DOUBTS over the fate of scores of child slaves held on a rusting ship off the West African coast grew last night after police in Benin were only able to locate a fraction of the children believed to have been on board the detained vessel.
stimates that the MV Etireno had up to 250 child slaves aboard last week set off a frantic search along the western coast of Africa.
Nigerian Capt Lawrence Onome and several crew members were in Benin police custody last night after he ignored orders to stay with his ship.

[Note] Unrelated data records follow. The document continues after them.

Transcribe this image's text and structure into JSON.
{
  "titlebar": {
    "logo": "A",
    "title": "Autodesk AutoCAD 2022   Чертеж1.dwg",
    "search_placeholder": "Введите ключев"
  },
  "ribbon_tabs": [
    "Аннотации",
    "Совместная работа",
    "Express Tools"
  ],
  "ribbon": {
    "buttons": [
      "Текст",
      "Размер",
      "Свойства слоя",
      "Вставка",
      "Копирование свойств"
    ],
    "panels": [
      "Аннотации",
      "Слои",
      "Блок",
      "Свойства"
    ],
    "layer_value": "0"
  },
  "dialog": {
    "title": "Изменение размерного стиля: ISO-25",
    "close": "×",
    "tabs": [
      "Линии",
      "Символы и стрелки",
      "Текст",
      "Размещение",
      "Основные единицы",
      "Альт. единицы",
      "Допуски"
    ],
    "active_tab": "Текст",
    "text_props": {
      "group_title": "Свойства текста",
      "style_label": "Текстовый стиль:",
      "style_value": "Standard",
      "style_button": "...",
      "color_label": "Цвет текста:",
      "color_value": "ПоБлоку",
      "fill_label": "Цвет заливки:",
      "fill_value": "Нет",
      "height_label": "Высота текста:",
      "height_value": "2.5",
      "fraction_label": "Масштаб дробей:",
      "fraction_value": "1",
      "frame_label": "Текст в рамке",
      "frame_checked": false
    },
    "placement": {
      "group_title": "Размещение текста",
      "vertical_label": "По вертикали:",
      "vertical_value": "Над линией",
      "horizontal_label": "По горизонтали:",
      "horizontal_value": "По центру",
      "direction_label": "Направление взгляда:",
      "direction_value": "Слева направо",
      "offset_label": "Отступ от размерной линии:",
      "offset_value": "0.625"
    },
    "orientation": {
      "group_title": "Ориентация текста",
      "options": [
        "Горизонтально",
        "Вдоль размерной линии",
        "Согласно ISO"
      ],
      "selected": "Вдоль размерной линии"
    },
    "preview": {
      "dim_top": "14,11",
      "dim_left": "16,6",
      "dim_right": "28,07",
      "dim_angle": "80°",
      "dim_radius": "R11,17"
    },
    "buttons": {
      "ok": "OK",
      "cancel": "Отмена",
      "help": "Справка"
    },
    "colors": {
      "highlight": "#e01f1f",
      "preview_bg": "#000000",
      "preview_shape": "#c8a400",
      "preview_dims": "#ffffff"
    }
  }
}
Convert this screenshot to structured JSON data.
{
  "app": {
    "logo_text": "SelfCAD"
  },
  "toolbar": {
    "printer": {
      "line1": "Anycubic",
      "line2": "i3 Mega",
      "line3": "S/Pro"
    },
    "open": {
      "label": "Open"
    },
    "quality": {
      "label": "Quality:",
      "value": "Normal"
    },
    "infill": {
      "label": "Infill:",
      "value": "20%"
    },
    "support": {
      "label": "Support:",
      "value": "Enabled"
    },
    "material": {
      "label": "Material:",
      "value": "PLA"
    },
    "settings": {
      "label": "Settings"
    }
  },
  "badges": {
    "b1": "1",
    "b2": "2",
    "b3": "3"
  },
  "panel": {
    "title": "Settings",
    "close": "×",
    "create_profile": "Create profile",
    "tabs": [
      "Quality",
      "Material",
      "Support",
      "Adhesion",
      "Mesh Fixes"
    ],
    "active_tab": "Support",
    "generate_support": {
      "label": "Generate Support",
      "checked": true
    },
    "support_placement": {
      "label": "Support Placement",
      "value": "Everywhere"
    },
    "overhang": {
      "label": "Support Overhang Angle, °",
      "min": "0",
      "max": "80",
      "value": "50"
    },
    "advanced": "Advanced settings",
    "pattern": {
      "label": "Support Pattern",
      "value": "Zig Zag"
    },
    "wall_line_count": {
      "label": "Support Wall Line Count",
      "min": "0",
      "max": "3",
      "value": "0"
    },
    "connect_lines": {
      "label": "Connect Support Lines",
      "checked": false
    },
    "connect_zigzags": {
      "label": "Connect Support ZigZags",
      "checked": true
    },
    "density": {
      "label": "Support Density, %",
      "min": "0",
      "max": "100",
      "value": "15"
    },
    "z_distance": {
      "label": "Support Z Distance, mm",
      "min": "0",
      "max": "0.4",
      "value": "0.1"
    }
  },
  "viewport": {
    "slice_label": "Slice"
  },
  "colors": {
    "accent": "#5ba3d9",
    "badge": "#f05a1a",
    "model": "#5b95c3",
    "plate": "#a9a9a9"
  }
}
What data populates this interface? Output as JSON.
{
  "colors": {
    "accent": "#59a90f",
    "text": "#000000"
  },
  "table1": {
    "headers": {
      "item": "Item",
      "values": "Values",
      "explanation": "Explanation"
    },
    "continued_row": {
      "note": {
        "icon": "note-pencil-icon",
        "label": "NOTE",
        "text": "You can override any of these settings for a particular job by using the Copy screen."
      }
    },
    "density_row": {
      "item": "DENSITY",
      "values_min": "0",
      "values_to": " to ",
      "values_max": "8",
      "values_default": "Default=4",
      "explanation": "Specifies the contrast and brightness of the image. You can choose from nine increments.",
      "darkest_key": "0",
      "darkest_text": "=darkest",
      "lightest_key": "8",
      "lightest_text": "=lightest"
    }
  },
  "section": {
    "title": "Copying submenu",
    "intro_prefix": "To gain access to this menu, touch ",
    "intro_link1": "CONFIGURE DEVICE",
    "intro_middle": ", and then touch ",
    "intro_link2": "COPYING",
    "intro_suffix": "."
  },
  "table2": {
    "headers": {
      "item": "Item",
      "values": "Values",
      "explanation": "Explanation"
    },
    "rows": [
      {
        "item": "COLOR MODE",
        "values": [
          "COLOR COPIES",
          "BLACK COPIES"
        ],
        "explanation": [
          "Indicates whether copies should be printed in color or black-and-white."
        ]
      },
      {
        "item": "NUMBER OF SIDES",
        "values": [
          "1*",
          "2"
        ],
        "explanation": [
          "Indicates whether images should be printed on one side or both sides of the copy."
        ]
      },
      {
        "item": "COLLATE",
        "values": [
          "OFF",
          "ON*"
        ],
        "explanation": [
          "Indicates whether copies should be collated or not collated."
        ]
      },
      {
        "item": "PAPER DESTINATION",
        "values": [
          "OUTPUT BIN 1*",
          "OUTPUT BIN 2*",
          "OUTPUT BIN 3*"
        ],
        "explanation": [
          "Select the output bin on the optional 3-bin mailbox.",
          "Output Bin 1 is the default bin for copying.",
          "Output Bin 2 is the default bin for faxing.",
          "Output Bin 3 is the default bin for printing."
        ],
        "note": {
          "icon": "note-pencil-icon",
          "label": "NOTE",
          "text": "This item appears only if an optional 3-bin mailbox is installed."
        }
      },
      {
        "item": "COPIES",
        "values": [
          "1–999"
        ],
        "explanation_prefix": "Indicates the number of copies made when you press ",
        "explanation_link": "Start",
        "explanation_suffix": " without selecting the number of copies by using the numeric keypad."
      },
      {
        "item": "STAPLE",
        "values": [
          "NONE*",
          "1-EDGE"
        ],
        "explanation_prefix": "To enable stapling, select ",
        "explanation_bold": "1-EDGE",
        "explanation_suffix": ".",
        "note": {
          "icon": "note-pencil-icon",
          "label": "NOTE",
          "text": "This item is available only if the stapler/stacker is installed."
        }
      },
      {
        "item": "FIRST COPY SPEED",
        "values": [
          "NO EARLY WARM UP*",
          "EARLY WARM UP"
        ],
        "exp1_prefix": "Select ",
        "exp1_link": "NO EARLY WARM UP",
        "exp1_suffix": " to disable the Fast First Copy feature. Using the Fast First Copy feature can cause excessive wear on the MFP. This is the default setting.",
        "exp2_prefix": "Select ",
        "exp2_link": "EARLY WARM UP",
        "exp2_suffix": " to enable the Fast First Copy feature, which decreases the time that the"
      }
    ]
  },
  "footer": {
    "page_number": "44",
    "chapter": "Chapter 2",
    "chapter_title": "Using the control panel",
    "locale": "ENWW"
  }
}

The seizures are part of an official investigation that began Wednesday to determine whether or not the ship was trafficking children. In the search for answers, police in Cotonou have also begun questioning the ship's passengers both children and adults.
UNICEF and aid workers said between 30 and 40 children were being cared for in local shelters after being taken from the ship, but the ferry's arrival manifest said only seven children had been aboard.
The tale became more even more confused last night after an independent daily newspaper, Echo du Jour, reported major discrepancies between the names on ship's departure and arrival manifests.
The newspaper said Tuesday's arrival manifest contained more than 100 names different from those on the departure manifest of March 27. No explanation was given.
Although the arrival list recorded seven children, the departure list failed to indicate how many children had been aboard when the ship set out, the newspaper said.
Onome has said only "about 10" passengers were allowed to disembark in Gabon last week, where the ship had been seized by authorities for four days. None left the ship in Douala, Cameroon where the vessel subsequently docked for several days to refuel.
The Nigerian-registered Etireno became the center of world attention last week when Benin's government, citing officials in Cameroon, said a ship loaded with child slaves had been turned away from two African ports and was headed back to Cotonou.
Passengers said they had been turned away from ports in Cameroon and Gabon because they didn't have legal documents to enter those countries. Most had made the journey in search of work abroad.